Penetapan tersangka dilakukan oleh Polda Bali setelah melalui rangkaian penyelidikan dan gelar perkara pada Sabtu (21/3/2026). Kabid Humas Polda Bali, Ariasandy, mengungkapkan bahwa kasus ini bermula dari patroli siber yang menemukan unggahan bermuatan penghinaan di akun Instagram @luzzysun.
“Dari hasil patroli siber, ditemukan unggahan yang mengandung unsur penghinaan terhadap Hari Raya Nyepi. Selanjutnya dilakukan profiling hingga diketahui identitas pemilik akun,” ujar Ariasandy, Minggu (22/3/2026).
Dalam unggahannya, Luzian menuliskan pernyataan bernada kasar terkait pelaksanaan Nyepi di Bali, termasuk menolak mematuhi aturan pembatasan aktivitas di luar rumah selama hari raya tersebut. Unggahan tersebut kemudian viral di media sosial dan memicu reaksi keras dari warganet.
Menindaklanjuti hal itu, Subdit III Ditressiber Polda Bali melakukan pelacakan terhadap yang bersangkutan. Petugas sempat membuntuti pergerakan Luzian dari wilayah Kuta hingga Ubud sebelum akhirnya diamankan.

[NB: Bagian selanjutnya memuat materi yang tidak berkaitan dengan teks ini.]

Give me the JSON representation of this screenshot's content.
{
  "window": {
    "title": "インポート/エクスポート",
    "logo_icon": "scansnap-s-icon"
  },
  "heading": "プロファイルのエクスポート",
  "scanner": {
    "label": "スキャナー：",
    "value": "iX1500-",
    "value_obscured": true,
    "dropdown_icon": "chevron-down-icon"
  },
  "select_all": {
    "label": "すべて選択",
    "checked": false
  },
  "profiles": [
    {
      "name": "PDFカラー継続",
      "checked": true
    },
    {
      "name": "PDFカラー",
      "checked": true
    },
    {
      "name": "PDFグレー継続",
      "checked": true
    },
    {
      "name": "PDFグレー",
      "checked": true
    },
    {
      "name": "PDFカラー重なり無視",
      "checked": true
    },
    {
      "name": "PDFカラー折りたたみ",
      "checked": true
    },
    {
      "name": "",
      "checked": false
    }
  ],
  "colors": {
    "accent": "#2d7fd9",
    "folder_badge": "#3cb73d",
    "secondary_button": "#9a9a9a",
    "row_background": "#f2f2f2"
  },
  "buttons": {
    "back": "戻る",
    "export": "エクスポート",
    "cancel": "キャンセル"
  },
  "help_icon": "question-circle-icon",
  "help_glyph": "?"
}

Luzian ditangkap di kediaman Ni Luh Djelantik yang berada di wilayah Mengwi, Badung. Ia kemudian dibawa ke Polda Bali untuk menjalani pemeriksaan lebih lanjut.
Ni Luh Djelantik juga diketahui membuat laporan resmi untuk mendukung proses hukum pada Sabtu (21/3/2026). Setelah laporan diterima, penyidik melakukan gelar perkara dan meningkatkan status kasus ke tahap penyidikan.
“Setelah gelar perkara, penyidik menetapkan yang bersangkutan sebagai tersangka serta dilakukan penangkapan dan penahanan,” tutup Ariasandy.